Files created in Phase 6
| File | Purpose | Lines |
|---|---|---|
parser/token.go |
TokenType enum, Token struct, keyword map | ~140 |
parser/lexer.go |
Lexer: breaks SQL text into tokens | ~120 |
parser/ast.go |
AST node types: statements and expressions | ~100 |
parser/parser.go |
Recursive descent parser: tokens → AST | ~280 |
parser/parser_test.go |
26 tests: lexer, parser, errors, dump | ~420 |
What’s next
Phase 7 (Query Executor) connects the parser to the storage engine. It takes the AST from Parse(), resolves table names via the Catalog, converts AST expressions to executor expressions, and runs the query. After Phase 7, you have a working database: SQL string in, results out.
Observations
- This phase separates reading SQL from executing SQL, which is a major conceptual step.

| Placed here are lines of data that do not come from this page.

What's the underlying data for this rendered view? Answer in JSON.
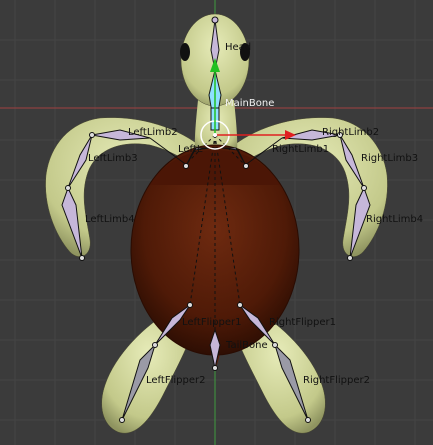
{
  "viewport": {
    "background": "#3b3b3b",
    "grid_color": "#444444",
    "x_axis_color": "#b34444",
    "y_axis_color": "#3f9b3f"
  },
  "armature": {
    "bone_fill": "#c6b7d9",
    "bone_stroke": "#1a1a1a",
    "selected_bone_fill": "#6ad6ff",
    "labels": {
      "head": "Head",
      "main_bone": "MainBone",
      "left_limb1": "LeftL",
      "left_limb2": "LeftLimb2",
      "left_limb3": "LeftLimb3",
      "left_limb4": "LeftLimb4",
      "right_limb1": "RightLimb1",
      "right_limb2": "RightLimb2",
      "right_limb3": "RightLimb3",
      "right_limb4": "RightLimb4",
      "left_flipper1": "LeftFlipper1",
      "left_flipper2": "LeftFlipper2",
      "right_flipper1": "RightFlipper1",
      "right_flipper2": "RightFlipper2",
      "tail_bone": "TailBone"
    }
  },
  "mesh": {
    "skin_color": "#cdd39a",
    "shell_color": "#5a1e0a",
    "eye_color": "#111111"
  },
  "gizmo": {
    "x_arrow_color": "#e02020",
    "y_arrow_color": "#20c020",
    "ring_color": "#ffffff"
  }
}
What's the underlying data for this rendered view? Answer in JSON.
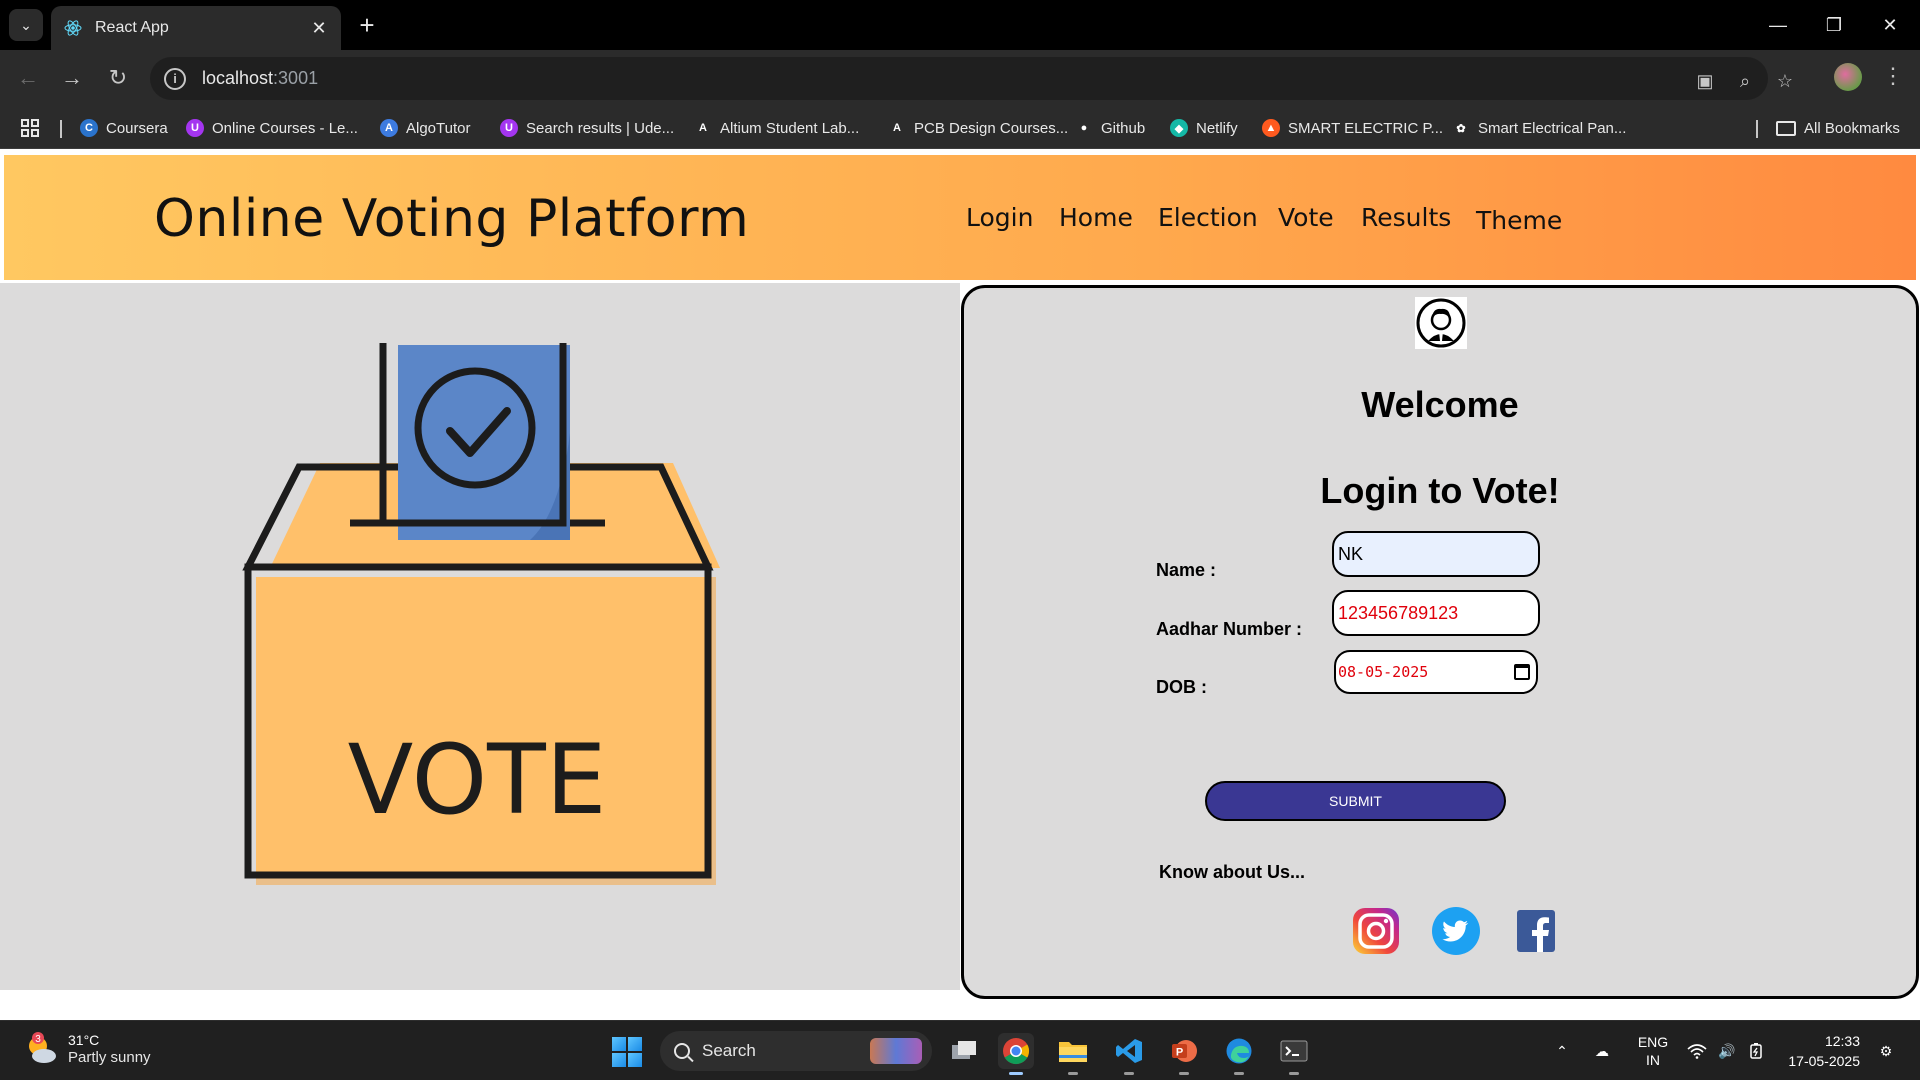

- The lexer and tokenizer are the same idea here: read the query character by character and emit a stream of tokens such as keywords, operators, identifiers, and literal values.
- The parser then consumes those tokens and builds an abstract syntax tree made of statements and expressions.
- The precedence-driven structure is one of the nicest parts of the implementation. Each function handles one level such as
OR,AND,NOT, comparison, and primary expressions. - Structural parts like the table name are attached directly to the statement, while dynamic parts like the
WHEREclause or select list become expression trees.